The purpose of the Royalty Research Fund (RRF) is to advance new directions in research, particularly:
- in disciplines for which external funding opportunities are minimal, and/or
- for faculty who are junior in rank, and/or
- in cases where funding may provide unique opportunities to increase applicants’ competitiveness for subsequent funding.
Proposals must demonstrate a high probability of generating important new creative activities or scholarly understandings, new scholarly materials or resources, significant data or information, or essential instrumentation resources that are likely to significantly advance the reputation of the university, lead to external funding, or lead to developing a new technology. Proposals should include well-justified budgets of less than $40,000.

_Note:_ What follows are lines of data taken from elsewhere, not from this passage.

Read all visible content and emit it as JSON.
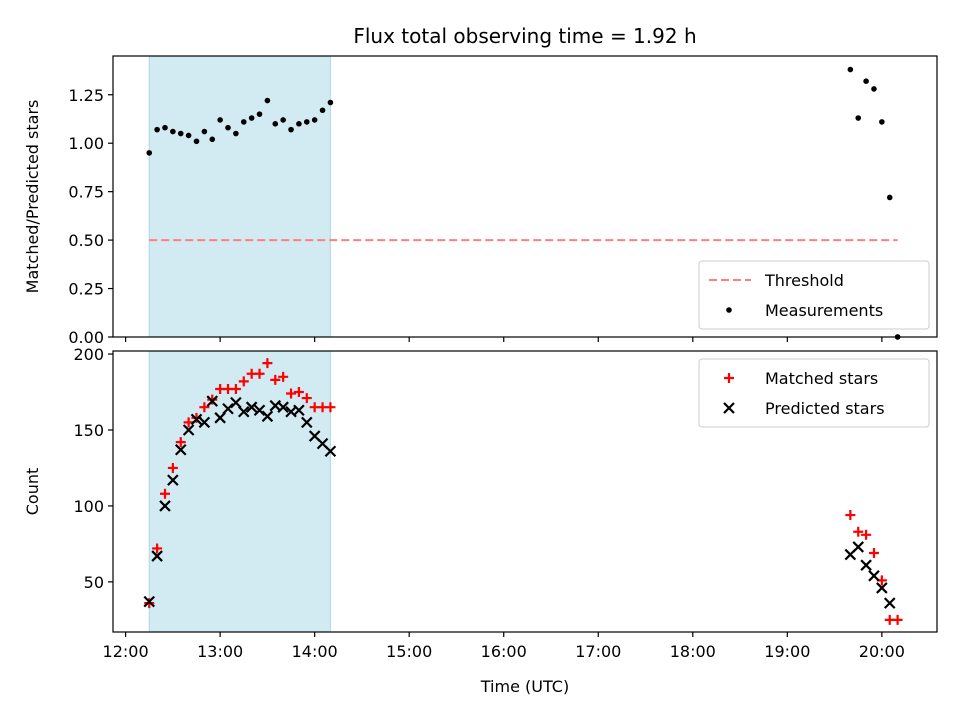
{
  "chart_data": {
    "title": "Flux total observing time = 1.92 h",
    "xlabel": "Time (UTC)",
    "x_ticks": [
      "12:00",
      "13:00",
      "14:00",
      "15:00",
      "16:00",
      "17:00",
      "18:00",
      "19:00",
      "20:00"
    ],
    "x_range": [
      "11:52",
      "20:35"
    ],
    "shaded_span": [
      "12:15",
      "14:10"
    ],
    "shade_color": "#add8e6",
    "panels": [
      {
        "type": "scatter",
        "ylabel": "Matched/Predicted stars",
        "ylim": [
          0.0,
          1.45
        ],
        "y_ticks": [
          "0.00",
          "0.25",
          "0.50",
          "0.75",
          "1.00",
          "1.25"
        ],
        "legend_position": "lower-right",
        "threshold": {
          "name": "Threshold",
          "value": 0.5,
          "x_range": [
            "12:15",
            "20:10"
          ],
          "color": "#ff7f7f"
        },
        "series": [
          {
            "name": "Measurements",
            "marker": "dot",
            "color": "#000000",
            "points": [
              [
                "12:15",
                0.95
              ],
              [
                "12:20",
                1.07
              ],
              [
                "12:25",
                1.08
              ],
              [
                "12:30",
                1.06
              ],
              [
                "12:35",
                1.05
              ],
              [
                "12:40",
                1.04
              ],
              [
                "12:45",
                1.01
              ],
              [
                "12:50",
                1.06
              ],
              [
                "12:55",
                1.02
              ],
              [
                "13:00",
                1.12
              ],
              [
                "13:05",
                1.08
              ],
              [
                "13:10",
                1.05
              ],
              [
                "13:15",
                1.11
              ],
              [
                "13:20",
                1.13
              ],
              [
                "13:25",
                1.15
              ],
              [
                "13:30",
                1.22
              ],
              [
                "13:35",
                1.1
              ],
              [
                "13:40",
                1.12
              ],
              [
                "13:45",
                1.07
              ],
              [
                "13:50",
                1.1
              ],
              [
                "13:55",
                1.11
              ],
              [
                "14:00",
                1.12
              ],
              [
                "14:05",
                1.17
              ],
              [
                "14:10",
                1.21
              ],
              [
                "19:40",
                1.38
              ],
              [
                "19:45",
                1.13
              ],
              [
                "19:50",
                1.32
              ],
              [
                "19:55",
                1.28
              ],
              [
                "20:00",
                1.11
              ],
              [
                "20:05",
                0.72
              ],
              [
                "20:10",
                0.0
              ]
            ]
          }
        ]
      },
      {
        "type": "scatter",
        "ylabel": "Count",
        "ylim": [
          17,
          202
        ],
        "y_ticks": [
          "50",
          "100",
          "150",
          "200"
        ],
        "legend_position": "upper-right",
        "series": [
          {
            "name": "Matched stars",
            "marker": "plus",
            "color": "#ff0000",
            "points": [
              [
                "12:15",
                36
              ],
              [
                "12:20",
                72
              ],
              [
                "12:25",
                108
              ],
              [
                "12:30",
                125
              ],
              [
                "12:35",
                142
              ],
              [
                "12:40",
                155
              ],
              [
                "12:45",
                158
              ],
              [
                "12:50",
                165
              ],
              [
                "12:55",
                170
              ],
              [
                "13:00",
                177
              ],
              [
                "13:05",
                177
              ],
              [
                "13:10",
                177
              ],
              [
                "13:15",
                182
              ],
              [
                "13:20",
                187
              ],
              [
                "13:25",
                187
              ],
              [
                "13:30",
                194
              ],
              [
                "13:35",
                183
              ],
              [
                "13:40",
                185
              ],
              [
                "13:45",
                174
              ],
              [
                "13:50",
                175
              ],
              [
                "13:55",
                171
              ],
              [
                "14:00",
                165
              ],
              [
                "14:05",
                165
              ],
              [
                "14:10",
                165
              ],
              [
                "19:40",
                94
              ],
              [
                "19:45",
                83
              ],
              [
                "19:50",
                81
              ],
              [
                "19:55",
                69
              ],
              [
                "20:00",
                51
              ],
              [
                "20:05",
                25
              ],
              [
                "20:10",
                25
              ]
            ]
          },
          {
            "name": "Predicted stars",
            "marker": "cross",
            "color": "#000000",
            "points": [
              [
                "12:15",
                37
              ],
              [
                "12:20",
                67
              ],
              [
                "12:25",
                100
              ],
              [
                "12:30",
                117
              ],
              [
                "12:35",
                137
              ],
              [
                "12:40",
                150
              ],
              [
                "12:45",
                157
              ],
              [
                "12:50",
                155
              ],
              [
                "12:55",
                169
              ],
              [
                "13:00",
                158
              ],
              [
                "13:05",
                164
              ],
              [
                "13:10",
                168
              ],
              [
                "13:15",
                162
              ],
              [
                "13:20",
                165
              ],
              [
                "13:25",
                163
              ],
              [
                "13:30",
                159
              ],
              [
                "13:35",
                166
              ],
              [
                "13:40",
                165
              ],
              [
                "13:45",
                162
              ],
              [
                "13:50",
                163
              ],
              [
                "13:55",
                155
              ],
              [
                "14:00",
                146
              ],
              [
                "14:05",
                141
              ],
              [
                "14:10",
                136
              ],
              [
                "19:40",
                68
              ],
              [
                "19:45",
                73
              ],
              [
                "19:50",
                61
              ],
              [
                "19:55",
                54
              ],
              [
                "20:00",
                46
              ],
              [
                "20:05",
                36
              ]
            ]
          }
        ]
      }
    ]
  }
}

We also continue to seek proposals for the Royalty Research Fund Scholar program to support faculty release time for one quarter in conjunction with support of a meritorious research proposal. RRF Scholar applicants must teach four or more "regular and substantial courses per year." Independent study and dissertation supervision are not included in these courses, as the intent is to release the faculty from the responsibility of classroom preparation time and in-class hours to concentrate on scholarly activities. While we expect most RRF Scholar proposals to come from the arts, humanities and social sciences, all qualifying faculty are eligible to apply. RRF Scholar proposals include funds for a teaching replacement, and may also include a modest budget for other project expenses.
All proposals will be peer reviewed through one of the three Royalty Research Fund Review Committees. The evaluators are faculty colleagues and therefore will not necessarily be specialists in the applicant’s subfield. Thought should be given, therefore, to crafting the proposal so that a wider audience may understand it. Although technical field-specific information will be expected, the major features of the proposal should also be accessible to non-specialists.